Sounds like you leave a mess for your mom to clean up.
Mom already gone. But you can still save on your school dinner.
I know its a week later but just wanted to respond to this.
It is possible for a program to detect when strace is being used and change its behaviour, and similarly it's possible to use precision timing to detect when a program is running under a debugger and change its behaviour.
Of course with some expertise it's indeed possible to work around both, but there's lot of careful reverse engineering work to be done before you can detect malicious behaviour embedded in a program. Given that the subject of this post only responds to comments in bad faith and keeps moving the goalposts, it's not unreasonable to ask for source code.
Clearly you didn't watch Transformers, but programs can transform into malware and attack you, and quite easily.
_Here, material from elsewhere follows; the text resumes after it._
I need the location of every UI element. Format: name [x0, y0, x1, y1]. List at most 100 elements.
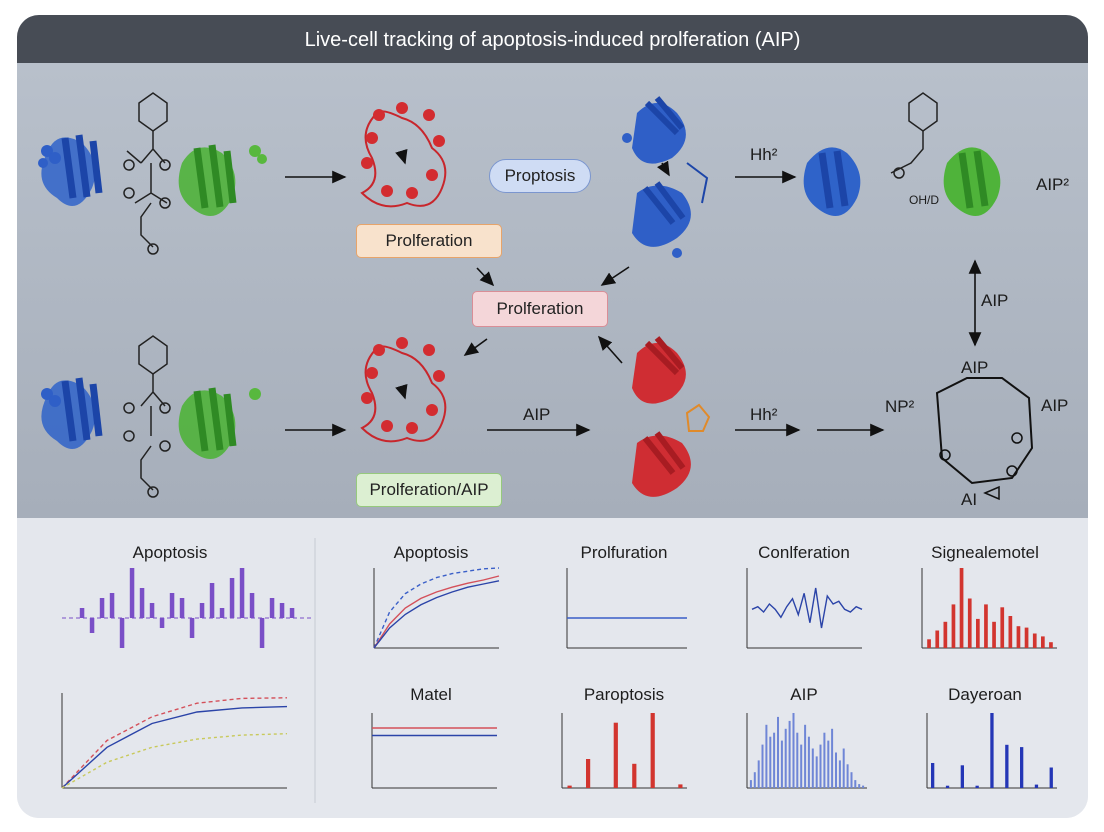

Try downloading the Mozi malware samples on urlhaus, and if you put them into a disassembler you'll be hard pressed to find malicious code directly! Instead, the malicious code is stored compressed in the executable as "data", and in the program's actual code (the ".text" section, for those familiar), you will find a small decompressor that does the job of decompressing and executing the "data".
I'm hard pressed to find an instance where ARM, Intel, or AMD replied to concerns about their products with invitations to dick measuring contests.
Enough. The man destroyed his reputation as trustworthy benchmark script developer. Case closed.
This isn't about strace.
The program can detect the environment and only execute malicious payload when it's running in the target environment.
For example, a virus may look at the process table, and proceed with further infection only if there's industrial control software running.
This is how Iran nuclear facility was destroyed.
https://en.wikipedia.org/wiki/Stuxnet
Whatever. I never even cared about my software being traced, let alone doing anything to prevent tracing. Nor does my code care about the process table or the like; simple reason: that's not needed for my benchmark.
I also fail to see why I should infect or harm tested systems. My professional work is on the other side of the fence (avoid vulnerabilities, protect against attacks).
The man really loves to dig his own grave.
There's a non-zero amount of people that think you're a paid Russian troll. Whenever you talk about your professional work, the way you talk about details makes you really suspect like you're trying to pass as a security software developer but there's just so many things that look out of place.
He's good in understanding computers, bad in understanding people. One can't be perfect.
Yes, child, they look out of place now. In a few more years, specifically after you hit puberty, you might develop an open mind and actually read and interpret the data instead of just making fun of it. But it's ok, learning is an experience that takes time, child.
Agree to disagree.
Depends on the kind of people.
Funny btw to see how some people, while seemingly talking about me, actually tell more about themselves than about me.
And now please excuse me, I'll go back and shed more tears because so many eksperts handed me bad grades.